USA erwägen Entsendung von Soldaten

■ Nach wie vor keine ausreichende Hilfe für die ruandischen Flüchtlinge in Goma / Butros Ghali sucht 425 Millionen Mark zum Einkauf von Hilfsgütern

Nachdem immer mehr Hilfsorganisationen deutlich gemacht haben, daß sie mit der sich verschlimmernden Flüchtlingskrise in Goma nicht allein fertig werden, steht nun offenbar eine internationale Hilfsaktion mit militärischer Komponente bevor. US-Präsident Bill Clinton sagte am Donnerstag, die Vereinigten Staaten seien bereit, „die Vereinten Nationen bei der Antwort auf das Cholera-Problem und der Behandlung der anderen Aspekte dieser menschlichen Katastrophe zu führen“. Er kündigte einen „praktischen Aktionsplan“ zur Unterstützung der UNO-Hilfsbemühungen an. Andere US-Politiker sprachen davon, daß bis zu 1.000 US-Soldaten in das Gebiet um Goma geschickt werden könnten, um Hilfe zu verteilen. Eine in die zairische Grenzstadt gereiste Beobachtergruppe des US-Verteidigungsministers solle am Wochenende Stellung dazu nehmen, ob neben Versorgungstruppen auch Kampfeinheiten entsandt werden sollten. Zunächst werden laut Aussagen in Washington medizinische und Versorgungseinheiten von US-Stützpunkten in Deutschland nach Zaire aufbrechen. Die Flughäfen von Goma und Bukavu sollen erweitert werden, in Uganda sollen Lager mit Hilfsgütern entstehen.

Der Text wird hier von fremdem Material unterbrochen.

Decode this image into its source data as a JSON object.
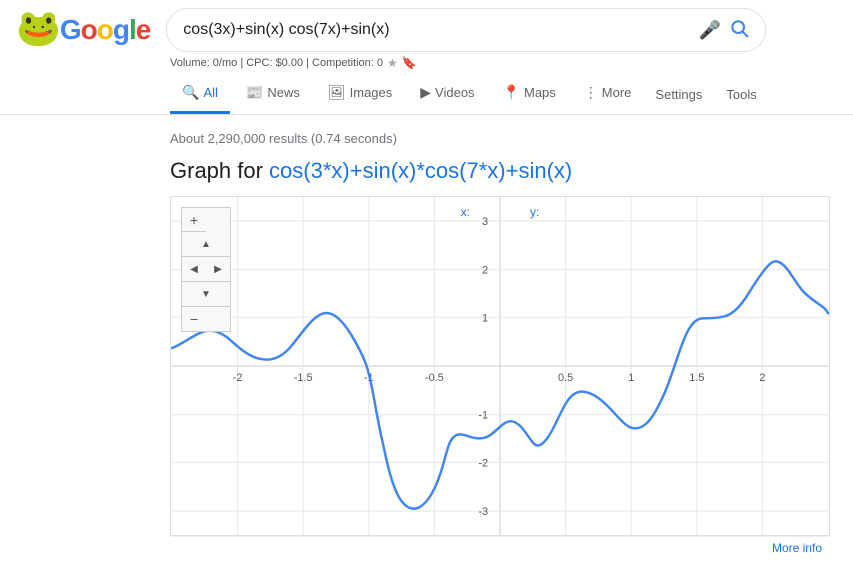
{
  "logo": {
    "letters": [
      "G",
      "o",
      "o",
      "g",
      "l",
      "e"
    ]
  },
  "search": {
    "value": "cos(3x)+sin(x) cos(7x)+sin(x)",
    "placeholder": "Search"
  },
  "volume_bar": {
    "text": "Volume: 0/mo | CPC: $0.00 | Competition: 0"
  },
  "nav": {
    "tabs": [
      {
        "id": "all",
        "label": "All",
        "active": true,
        "icon": "🔍"
      },
      {
        "id": "news",
        "label": "News",
        "active": false,
        "icon": "📰"
      },
      {
        "id": "images",
        "label": "Images",
        "active": false,
        "icon": "🖼"
      },
      {
        "id": "videos",
        "label": "Videos",
        "active": false,
        "icon": "▶"
      },
      {
        "id": "maps",
        "label": "Maps",
        "active": false,
        "icon": "📍"
      },
      {
        "id": "more",
        "label": "More",
        "active": false,
        "icon": "⋮"
      }
    ],
    "settings": "Settings",
    "tools": "Tools"
  },
  "results": {
    "count": "About 2,290,000 results (0.74 seconds)"
  },
  "graph": {
    "heading_prefix": "Graph for ",
    "formula_display": "cos(3*x)+sin(x)*cos(7*x)+sin(x)",
    "coord_x_label": "x:",
    "coord_y_label": "y:",
    "more_info": "More info",
    "controls": {
      "zoom_in": "+",
      "zoom_out": "−",
      "up": "▲",
      "down": "▼",
      "left": "◀",
      "right": "▶"
    },
    "x_axis_labels": [
      "-2",
      "-1.5",
      "-1",
      "-0.5",
      "0.5",
      "1",
      "1.5",
      "2"
    ],
    "y_axis_labels": [
      "-3",
      "-2",
      "-1",
      "1",
      "2",
      "3"
    ]
  }
}
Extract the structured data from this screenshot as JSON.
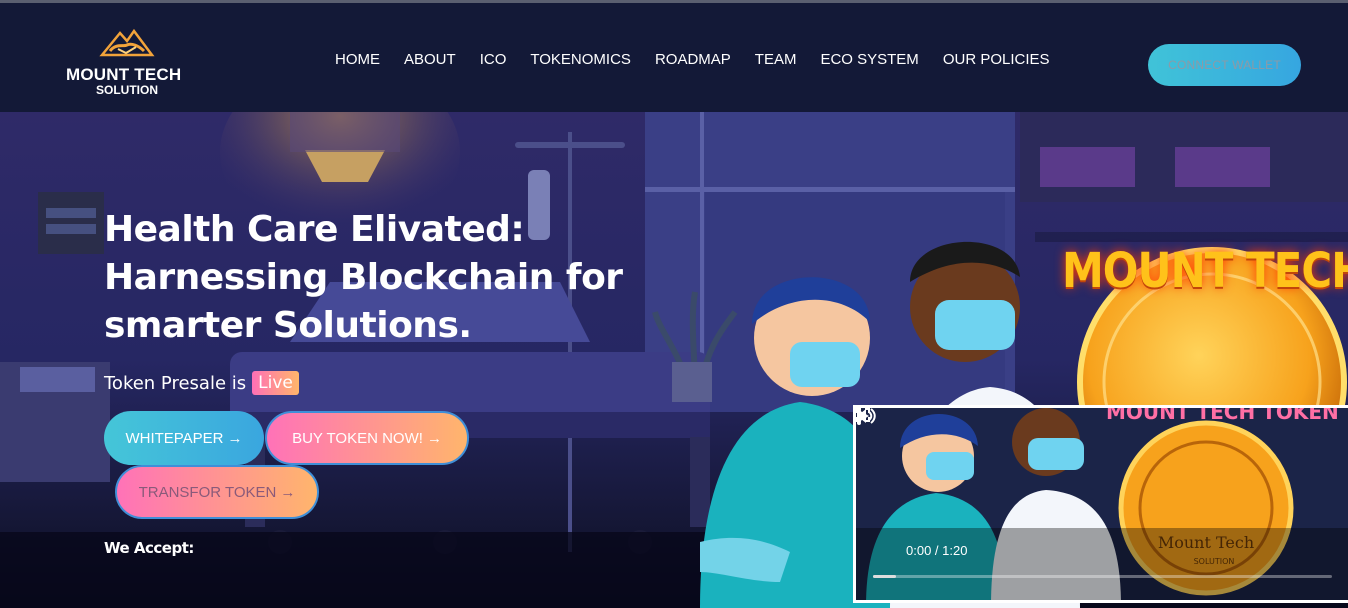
{
  "header": {
    "logo_line1": "MOUNT TECH",
    "logo_line2": "SOLUTION",
    "nav": [
      "HOME",
      "ABOUT",
      "ICO",
      "TOKENOMICS",
      "ROADMAP",
      "TEAM",
      "ECO SYSTEM",
      "OUR POLICIES"
    ],
    "connect_label": "CONNECT WALLET"
  },
  "hero": {
    "headline_line1": "Health Care Elivated:",
    "headline_line2": "Harnessing Blockchain for",
    "headline_line3": "smarter Solutions.",
    "presale_text": "Token Presale is",
    "presale_badge": "Live",
    "whitepaper_label": "WHITEPAPER",
    "buy_label": "BUY TOKEN NOW!",
    "transfer_label": "TRANSFOR TOKEN",
    "arrow": "→",
    "accept_label": "We Accept:",
    "token_title": "MOUNT TECH TOKEN"
  },
  "video": {
    "overlay_title": "MOUNT TECH TOKEN",
    "coin_text_1": "Mount Tech",
    "coin_text_2": "SOLUTION",
    "time": "0:00 / 1:20",
    "progress": 0.05
  },
  "colors": {
    "header_bg": "#131937",
    "accent_cyan": "#40c3d8",
    "accent_pink": "#ff72b8",
    "accent_orange": "#ffb56c",
    "token_gold": "#ffc21a"
  }
}
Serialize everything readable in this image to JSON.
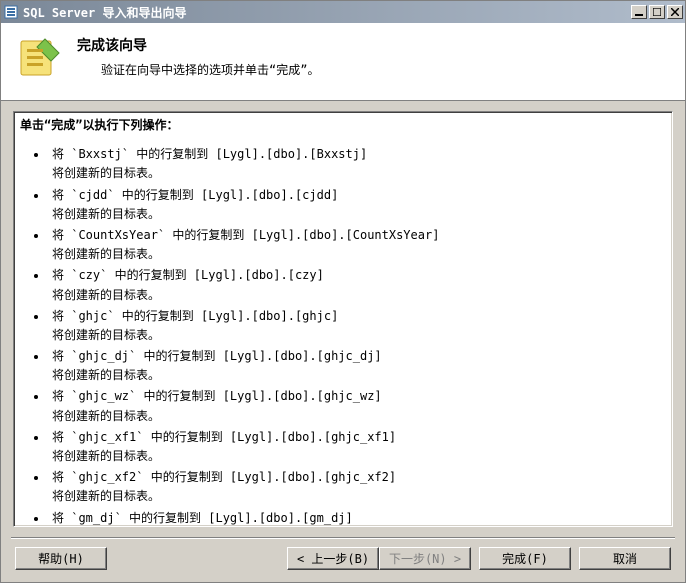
{
  "window": {
    "title": "SQL Server 导入和导出向导"
  },
  "header": {
    "title": "完成该向导",
    "subtitle": "验证在向导中选择的选项并单击“完成”。"
  },
  "content": {
    "heading": "单击“完成”以执行下列操作：",
    "create_text": "将创建新的目标表。",
    "operations": [
      {
        "line": "将 `Bxxstj` 中的行复制到 [Lygl].[dbo].[Bxxstj]"
      },
      {
        "line": "将 `cjdd` 中的行复制到 [Lygl].[dbo].[cjdd]"
      },
      {
        "line": "将 `CountXsYear` 中的行复制到 [Lygl].[dbo].[CountXsYear]"
      },
      {
        "line": "将 `czy` 中的行复制到 [Lygl].[dbo].[czy]"
      },
      {
        "line": "将 `ghjc` 中的行复制到 [Lygl].[dbo].[ghjc]"
      },
      {
        "line": "将 `ghjc_dj` 中的行复制到 [Lygl].[dbo].[ghjc_dj]"
      },
      {
        "line": "将 `ghjc_wz` 中的行复制到 [Lygl].[dbo].[ghjc_wz]"
      },
      {
        "line": "将 `ghjc_xf1` 中的行复制到 [Lygl].[dbo].[ghjc_xf1]"
      },
      {
        "line": "将 `ghjc_xf2` 中的行复制到 [Lygl].[dbo].[ghjc_xf2]"
      },
      {
        "line": "将 `gm_dj` 中的行复制到 [Lygl].[dbo].[gm_dj]"
      }
    ]
  },
  "buttons": {
    "help": "帮助(H)",
    "back": "< 上一步(B)",
    "next": "下一步(N) >",
    "finish": "完成(F)",
    "cancel": "取消"
  }
}
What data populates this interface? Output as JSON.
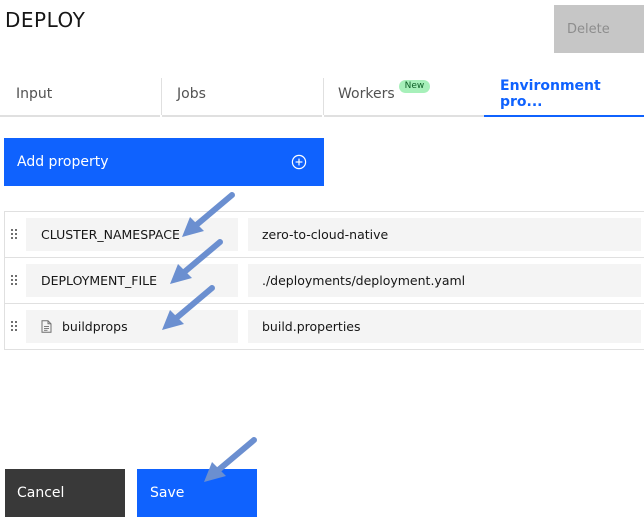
{
  "header": {
    "title": "DEPLOY",
    "delete_label": "Delete"
  },
  "tabs": [
    {
      "label": "Input",
      "active": false
    },
    {
      "label": "Jobs",
      "active": false
    },
    {
      "label": "Workers",
      "active": false,
      "badge": "New"
    },
    {
      "label": "Environment pro...",
      "active": true
    }
  ],
  "add_property": {
    "label": "Add property",
    "icon": "add-circle-icon"
  },
  "properties": [
    {
      "key": "CLUSTER_NAMESPACE",
      "value": "zero-to-cloud-native",
      "icon": null
    },
    {
      "key": "DEPLOYMENT_FILE",
      "value": "./deployments/deployment.yaml",
      "icon": null
    },
    {
      "key": "buildprops",
      "value": "build.properties",
      "icon": "document-icon"
    }
  ],
  "footer": {
    "cancel_label": "Cancel",
    "save_label": "Save"
  },
  "colors": {
    "primary": "#0f62fe",
    "annotation_arrow": "#6b8fd0",
    "cancel_bg": "#393939",
    "disabled_bg": "#c6c6c6",
    "badge_bg": "#a7f0ba"
  }
}
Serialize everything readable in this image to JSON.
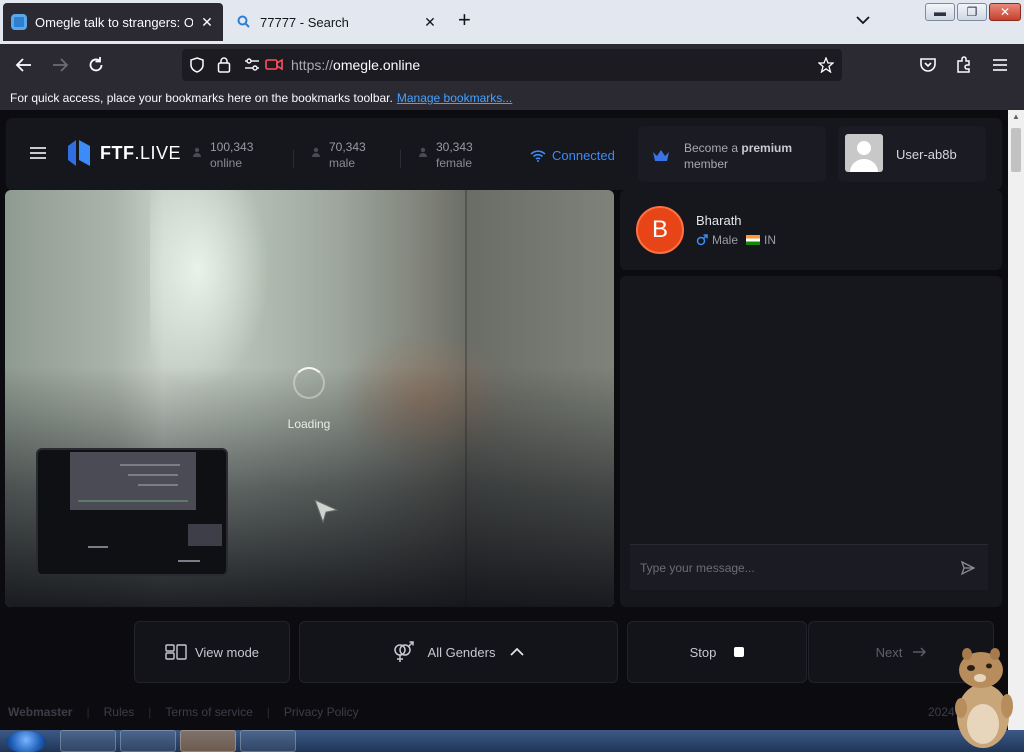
{
  "browser": {
    "tabs": [
      {
        "title": "Omegle talk to strangers: Omegle"
      },
      {
        "title": "77777 - Search"
      }
    ],
    "url_scheme": "https://",
    "url_host": "omegle.online",
    "bookmarks_prompt": "For quick access, place your bookmarks here on the bookmarks toolbar.",
    "bookmarks_link": "Manage bookmarks..."
  },
  "header": {
    "logo_bold": "FTF",
    "logo_rest": ".LIVE",
    "stats": [
      {
        "value": "100,343",
        "label": "online"
      },
      {
        "value": "70,343",
        "label": "male"
      },
      {
        "value": "30,343",
        "label": "female"
      }
    ],
    "connection_status": "Connected",
    "premium_prefix": "Become a",
    "premium_bold": "premium",
    "premium_suffix": "member",
    "username": "User-ab8b"
  },
  "video": {
    "loading_text": "Loading"
  },
  "partner": {
    "initial": "B",
    "name": "Bharath",
    "gender": "Male",
    "country": "IN"
  },
  "chat": {
    "placeholder": "Type your message..."
  },
  "controls": {
    "view_mode": "View mode",
    "gender_filter": "All Genders",
    "stop": "Stop",
    "next": "Next"
  },
  "footer": {
    "links": [
      "Webmaster",
      "Rules",
      "Terms of service",
      "Privacy Policy"
    ],
    "year": "2024"
  },
  "colors": {
    "accent_blue": "#3b8cf6",
    "avatar_orange": "#e74517",
    "page_bg": "#0c0c10",
    "panel_bg": "#16161d"
  },
  "icons": [
    "hamburger-icon",
    "logo-icon",
    "user-icon",
    "wifi-icon",
    "crown-icon",
    "avatar-icon",
    "male-icon",
    "india-flag-icon",
    "send-icon",
    "view-mode-icon",
    "gender-icon",
    "chevron-up-icon",
    "stop-icon",
    "arrow-right-icon"
  ]
}
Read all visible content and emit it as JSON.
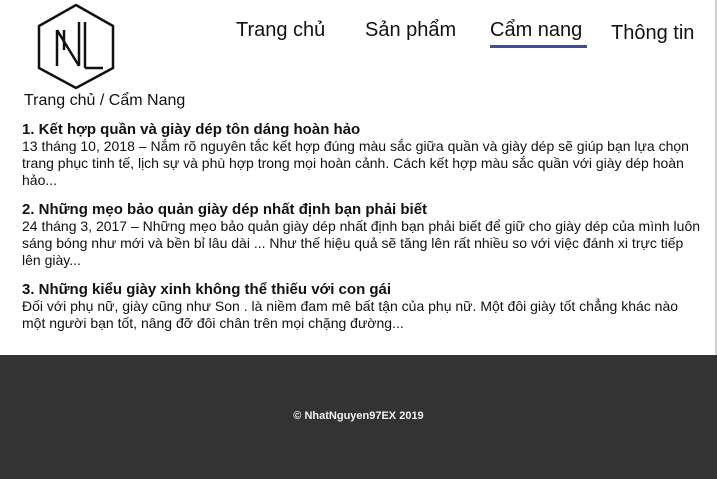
{
  "header": {
    "logo_name": "NL monogram logo",
    "breadcrumb": "Trang chủ / Cẩm Nang"
  },
  "nav": {
    "items": [
      {
        "label": "Trang chủ",
        "active": false
      },
      {
        "label": "Sản phẩm",
        "active": false
      },
      {
        "label": "Cẩm nang",
        "active": true
      },
      {
        "label": "Thông tin",
        "active": false
      }
    ],
    "active_color": "#3f4fa0"
  },
  "articles": [
    {
      "title": "1. Kết hợp quần và giày dép tôn dáng hoàn hảo",
      "body": "13 tháng 10, 2018 – Nắm rõ nguyên tắc kết hợp đúng màu sắc giữa quần và giày dép sẽ giúp bạn lựa chọn trang phục tinh tế, lịch sự và phù hợp trong mọi hoàn cảnh. Cách kết hợp màu sắc quần với giày dép hoàn hảo..."
    },
    {
      "title": "2. Những mẹo bảo quản giày dép nhất định bạn phải biết",
      "body": "24 tháng 3, 2017 – Những mẹo bảo quản giày dép nhất định bạn phải biết để giữ cho giày dép của mình luôn sáng bóng như mới và bền bỉ lâu dài ... Như thế hiệu quả sẽ tăng lên rất nhiều so với việc đánh xi trực tiếp lên giày..."
    },
    {
      "title": "3. Những kiểu giày xinh không thể thiếu với con gái",
      "body": "Đối với phụ nữ, giày cũng như Son . là niềm đam mê bất tận của phụ nữ. Một đôi giày tốt chẳng khác nào một người bạn tốt, nâng đỡ đôi chân trên mọi chặng đường..."
    }
  ],
  "footer": {
    "copyright": "© NhatNguyen97EX 2019",
    "background_color": "#333333"
  }
}
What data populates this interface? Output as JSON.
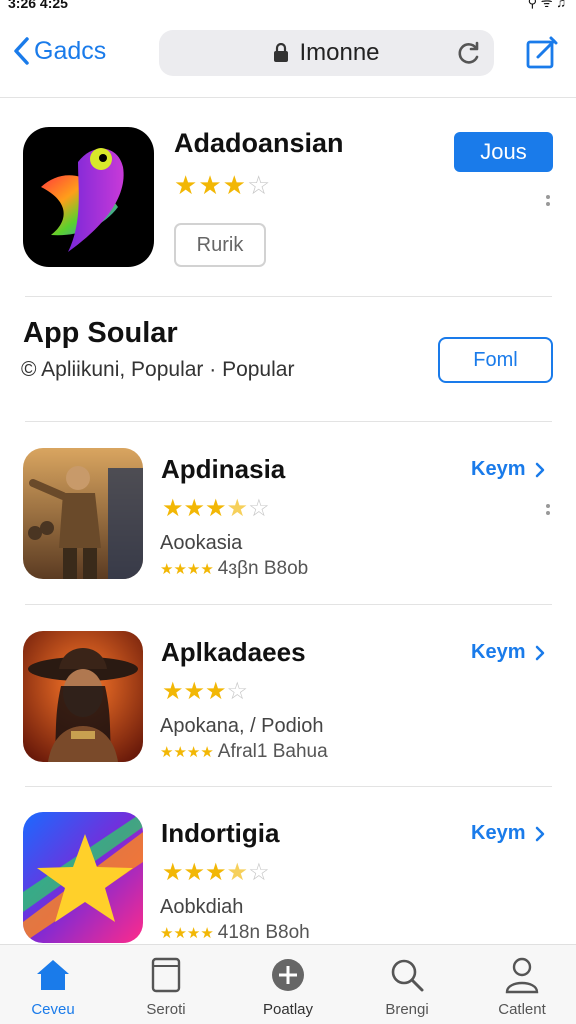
{
  "status_bar": {
    "time": "3:26 4:25",
    "right": "⚲ ᯤ ♫"
  },
  "nav": {
    "back_label": "Gadcs",
    "search_text": "Imonne"
  },
  "featured": {
    "title": "Adadoansian",
    "rating": 3,
    "rank_label": "Rurik",
    "join_label": "Jous"
  },
  "section": {
    "title": "App Soular",
    "subtitle": "© Apliikuni, Popular · Popular",
    "follow_label": "Foml"
  },
  "apps": [
    {
      "title": "Apdinasia",
      "rating": 3.5,
      "sub": "Aookasia",
      "meta": "4ɜβn B8ob",
      "link": "Keym"
    },
    {
      "title": "Aplkadaees",
      "rating": 3,
      "sub": "Apokana, / Podioh",
      "meta": "Afral1 Bahua",
      "link": "Keym"
    },
    {
      "title": "Indortigia",
      "rating": 3.5,
      "sub": "Aobkdiah",
      "meta": "418n B8oh",
      "link": "Keym"
    }
  ],
  "tabs": [
    {
      "label": "Ceveu",
      "icon": "home-icon"
    },
    {
      "label": "Seroti",
      "icon": "tablet-icon"
    },
    {
      "label": "Poatlay",
      "icon": "plus-circle-icon"
    },
    {
      "label": "Brengi",
      "icon": "search-icon"
    },
    {
      "label": "Catlent",
      "icon": "person-icon"
    }
  ],
  "colors": {
    "accent": "#1a7bea",
    "star": "#f2b705"
  }
}
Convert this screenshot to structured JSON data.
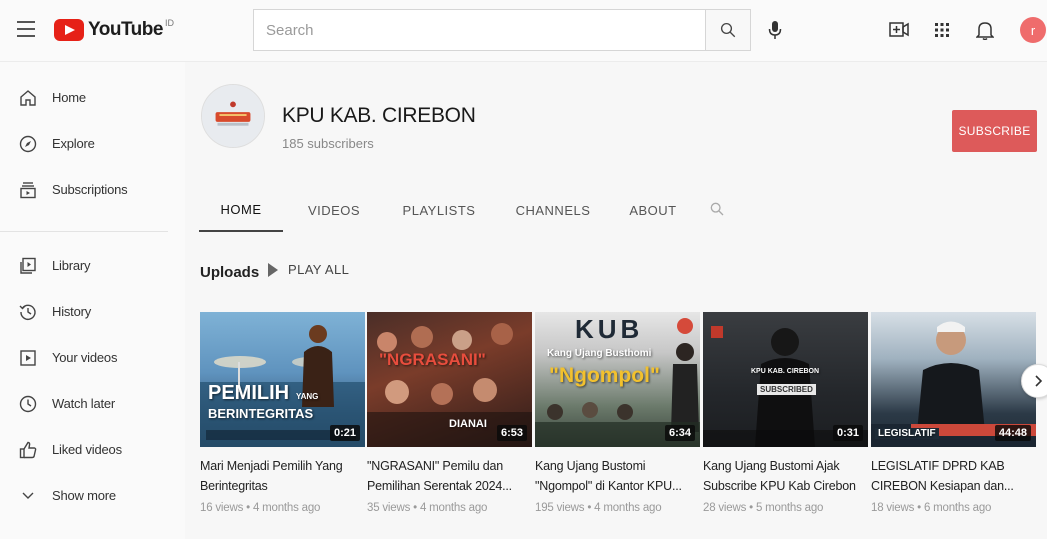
{
  "header": {
    "logo_text": "YouTube",
    "logo_reg": "ID",
    "search_placeholder": "Search",
    "avatar_letter": "r",
    "icons": [
      "menu-icon",
      "search-icon",
      "mic-icon",
      "create-video-icon",
      "apps-icon",
      "bell-icon"
    ]
  },
  "sidebar": {
    "items": [
      {
        "label": "Home",
        "icon": "home-icon"
      },
      {
        "label": "Explore",
        "icon": "compass-icon"
      },
      {
        "label": "Subscriptions",
        "icon": "subscriptions-icon"
      },
      {
        "label": "Library",
        "icon": "library-icon"
      },
      {
        "label": "History",
        "icon": "history-icon"
      },
      {
        "label": "Your videos",
        "icon": "your-videos-icon"
      },
      {
        "label": "Watch later",
        "icon": "clock-icon"
      },
      {
        "label": "Liked videos",
        "icon": "thumbs-up-icon"
      },
      {
        "label": "Show more",
        "icon": "chevron-down-icon"
      }
    ]
  },
  "channel": {
    "name": "KPU KAB. CIREBON",
    "subscribers": "185 subscribers",
    "subscribe_label": "SUBSCRIBE",
    "subscribe_color": "#dd5a5a"
  },
  "tabs": [
    {
      "label": "HOME",
      "active": true
    },
    {
      "label": "VIDEOS",
      "active": false
    },
    {
      "label": "PLAYLISTS",
      "active": false
    },
    {
      "label": "CHANNELS",
      "active": false
    },
    {
      "label": "ABOUT",
      "active": false
    }
  ],
  "uploads": {
    "label": "Uploads",
    "play_all_label": "PLAY ALL",
    "videos": [
      {
        "title": "Mari Menjadi Pemilih Yang Berintegritas",
        "meta": "16 views • 4 months ago",
        "duration": "0:21",
        "thumb_text_main": "PEMILIH",
        "thumb_text_small": "YANG",
        "thumb_text_sub": "BERINTEGRITAS"
      },
      {
        "title": "\"NGRASANI\" Pemilu dan Pemilihan Serentak 2024...",
        "meta": "35 views • 4 months ago",
        "duration": "6:53",
        "thumb_text_main": "\"NGRASANI\"",
        "thumb_text_sub": "DIANAI"
      },
      {
        "title": "Kang Ujang Bustomi \"Ngompol\" di Kantor KPU...",
        "meta": "195 views • 4 months ago",
        "duration": "6:34",
        "thumb_text_main": "KUB",
        "thumb_text_small": "Kang Ujang Busthomi",
        "thumb_text_sub": "\"Ngompol\""
      },
      {
        "title": "Kang Ujang Bustomi Ajak Subscribe KPU Kab Cirebon",
        "meta": "28 views • 5 months ago",
        "duration": "0:31",
        "thumb_text_main": "KPU KAB. CIREBON",
        "thumb_text_sub": "SUBSCRIBED"
      },
      {
        "title": "LEGISLATIF DPRD KAB CIREBON Kesiapan dan...",
        "meta": "18 views • 6 months ago",
        "duration": "44:48",
        "thumb_text_main": "LEGISLATIF"
      }
    ]
  }
}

Die USA hatten bereits zugesagt, der UNO-Luftbrücke nach Goma 78 Flugzeuge zur Verfügung zu stellen. Da der Flughafen der Stadt aber nach wie vor hoffnungslos verstopft ist, wird es voraussichtlich erst heute die ersten US- amerikanischen Landungen in Goma geben. Noch immer behindern Koordinationsprobleme eine effektive Hilfsleistung. Von den am Donnerstag geplanten 16 Hilfsflügen für Goma konnte nur ein Bruchteil einfliegen. Angesichts des Chaos auf dem Flughafen und der sich ausbreitenden Cholera erklärte das Internationale Rote Kreuz gestern, eine länger anhaltende Versorgung der Flüchtlinge sei nicht möglich. „Die Situation kann auf längere Sicht nicht unter Kontrolle gebracht werden“, sagte IKRK-Sprecher Toni Burgener.

UNO-Generalsekretär Butros Ghali rief gestern die Welt auf, 274 Millionen Dollar (425 Millionen Mark) für die Flüchtlingsnothilfe bereitzustellen. „Das Unglück, das sich vor unseren Augen abspielt, betrifft unsere gemeinsame Verantwortung“, sagte er. Bereits am Mittwoch hatte das UNO-Flüchtlingshilfswerk UNHCR eine Liste mit den benötigten Sachleistungen an 20 Länder verschickt, aber keine Reaktion erhalten, was UNHCR-Sprecherin Sylvana Foa gestern in Genf zu erbitterten Reaktionen verführte. Sie appellierte an die internationale Staatengemeinschaft, Sachleistungen statt Geldspenden zu erbringen. „Wir können nicht einkaufen gehen“, sagte sie. „Gebt uns einfach die Sachen.“ An Geld fehle es nicht, sondern an Wasser, Lebensmitteln und Medikamenten. Die aktuellen Anstrengungen müßten mindestens verdreifacht werden.

Nach wie vor ist es Ziel der internationalen Politik, die Flüchtlinge möglichst rasch zur Rückkehr nach Ruanda zu bewegen. Die neue ruandische Regierung wiederholte ihre Zusage, nur Verantwortliche für die Massaker der vergangenen Monate zu bestrafen. Die USA kündigten Unterstützung für die neue Regierung an und baten gleichzeitig Frankreich, sich vorerst nicht aus der französischen „Schutzzone“ im Südwesten Ruandas zurückzuziehen. Gegenwärtig haben sich nur wenige hundert der nach Zaire gegangenen Ruander auf den Rückweg gemacht. D.J.